Nothing, and everything to gain!
That's why I quite like myself these days (and for many years) - if I begin to get stuck in rut, I just have to remember how much I 'hated' myself back then - and for all the wrong reasons
Jozanny
12-22-2010, 02:30 AM
I thought I would stop back in and post hello, despite myself and my willingness to breech social decorum and discovering that whether I am reactive or contained, little changes in my aging psyche. Juniper, I never had a physiological response like that to the biology of the body, but hyperventilation does occur during a major depressive episode, which I have experienced and did not cure. I still experience mild panic attacks.
Menopause, however, makes me feel uncharacteristically faint, light-headed, aware, perhaps, that life forces are fragile if tenacious.

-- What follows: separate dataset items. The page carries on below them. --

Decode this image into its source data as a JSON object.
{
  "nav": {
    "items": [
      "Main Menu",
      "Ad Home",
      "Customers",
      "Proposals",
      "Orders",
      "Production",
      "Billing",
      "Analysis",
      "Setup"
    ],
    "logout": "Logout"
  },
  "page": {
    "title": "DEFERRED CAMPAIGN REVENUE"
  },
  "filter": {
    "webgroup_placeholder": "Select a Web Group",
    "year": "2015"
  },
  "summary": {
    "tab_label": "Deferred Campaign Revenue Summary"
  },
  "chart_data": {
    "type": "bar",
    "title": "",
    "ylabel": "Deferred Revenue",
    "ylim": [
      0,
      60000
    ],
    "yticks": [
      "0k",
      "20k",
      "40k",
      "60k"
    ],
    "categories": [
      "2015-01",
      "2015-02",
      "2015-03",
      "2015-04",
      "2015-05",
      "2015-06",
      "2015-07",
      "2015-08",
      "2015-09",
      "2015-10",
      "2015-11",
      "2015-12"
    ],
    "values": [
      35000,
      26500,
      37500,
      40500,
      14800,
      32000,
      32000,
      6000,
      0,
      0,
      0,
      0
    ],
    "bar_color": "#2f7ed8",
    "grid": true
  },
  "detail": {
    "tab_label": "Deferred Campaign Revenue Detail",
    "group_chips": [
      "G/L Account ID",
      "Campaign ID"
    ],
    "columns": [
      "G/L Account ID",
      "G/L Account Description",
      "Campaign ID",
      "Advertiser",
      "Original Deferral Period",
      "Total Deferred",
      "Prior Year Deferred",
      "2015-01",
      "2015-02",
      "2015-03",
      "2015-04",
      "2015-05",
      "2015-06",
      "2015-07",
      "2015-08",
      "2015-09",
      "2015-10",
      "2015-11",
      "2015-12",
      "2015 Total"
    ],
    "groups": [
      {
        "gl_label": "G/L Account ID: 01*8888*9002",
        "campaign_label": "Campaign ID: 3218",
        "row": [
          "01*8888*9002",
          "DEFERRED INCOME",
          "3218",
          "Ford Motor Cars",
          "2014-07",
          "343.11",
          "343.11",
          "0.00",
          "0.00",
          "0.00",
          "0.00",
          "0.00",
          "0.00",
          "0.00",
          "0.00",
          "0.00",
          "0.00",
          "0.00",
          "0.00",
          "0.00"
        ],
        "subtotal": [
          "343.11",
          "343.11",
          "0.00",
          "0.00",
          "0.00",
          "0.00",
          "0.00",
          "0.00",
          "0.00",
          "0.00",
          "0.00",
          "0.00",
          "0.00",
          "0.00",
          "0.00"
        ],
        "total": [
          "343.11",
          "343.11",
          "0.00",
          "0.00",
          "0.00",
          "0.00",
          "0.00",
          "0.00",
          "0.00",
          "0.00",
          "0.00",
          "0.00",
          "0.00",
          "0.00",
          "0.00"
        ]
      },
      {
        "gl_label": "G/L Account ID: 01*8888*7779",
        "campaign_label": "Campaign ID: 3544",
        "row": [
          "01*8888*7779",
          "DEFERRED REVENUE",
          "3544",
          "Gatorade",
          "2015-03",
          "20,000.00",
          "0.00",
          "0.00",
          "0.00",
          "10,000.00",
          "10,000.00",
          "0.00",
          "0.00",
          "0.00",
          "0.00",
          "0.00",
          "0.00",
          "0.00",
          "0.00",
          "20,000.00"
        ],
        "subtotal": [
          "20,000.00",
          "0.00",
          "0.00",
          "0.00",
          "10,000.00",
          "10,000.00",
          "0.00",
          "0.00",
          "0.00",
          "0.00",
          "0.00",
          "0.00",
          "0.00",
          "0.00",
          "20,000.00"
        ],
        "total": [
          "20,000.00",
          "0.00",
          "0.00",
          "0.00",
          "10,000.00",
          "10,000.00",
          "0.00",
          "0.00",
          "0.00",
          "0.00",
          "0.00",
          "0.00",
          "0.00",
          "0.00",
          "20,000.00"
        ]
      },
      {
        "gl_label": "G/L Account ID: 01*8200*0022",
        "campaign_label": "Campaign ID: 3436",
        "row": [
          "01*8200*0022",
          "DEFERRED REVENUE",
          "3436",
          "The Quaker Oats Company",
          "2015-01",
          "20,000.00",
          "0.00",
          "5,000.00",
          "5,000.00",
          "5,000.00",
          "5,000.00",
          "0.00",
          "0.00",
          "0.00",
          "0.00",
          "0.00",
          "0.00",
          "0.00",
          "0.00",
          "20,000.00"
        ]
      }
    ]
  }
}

I hope all my former LN friends are well. The vendor brought my new chair over Friday, but I asked him to keep it until my hospital appt next week because I am a twit and did not want to make room for it by myself, but I might have erred, since I now face the problem of getting 2 power chairs home from the riverfront area. Perplexing details of living! I'd focus on that.
Buh4Bee
03-08-2011, 09:24 PM
I had this happen before I had my son. I was drastically depressed for a whole year before I could conceive. I read a lot and that seemed to help, but didn't solve anything. Once he came, I started to get better.
blackwingedbird
03-09-2011, 03:18 AM
I know what you mean. I've been aware of death since I was a kid. I remember realizing that I would out live my granparents and granparents and from then on it was sort of an obssession. I've been treated for depression etc. but you can't stop your mind working. I often sit and think what's the point? Will we continue to exist? How? WHY are we here? But there are no answers besides faith so I draw my blinkers down and continue living. Do NOT read The Wall by Jean-Paul Sartre if you have issues with existance. I felt so displaced after reading it.
jmnixon95
03-10-2011, 12:38 PM
Not as you describe, no.
Cunninglinguist
03-10-2011, 06:08 PM
Wake up and smell the coffee, you're dying, eh? The endeavors of humanity are rationalizations. As far as the best of us can tell, there is no point. But those things that justify themselves perpetuate, and since humans have that capacity, they have perpetuated.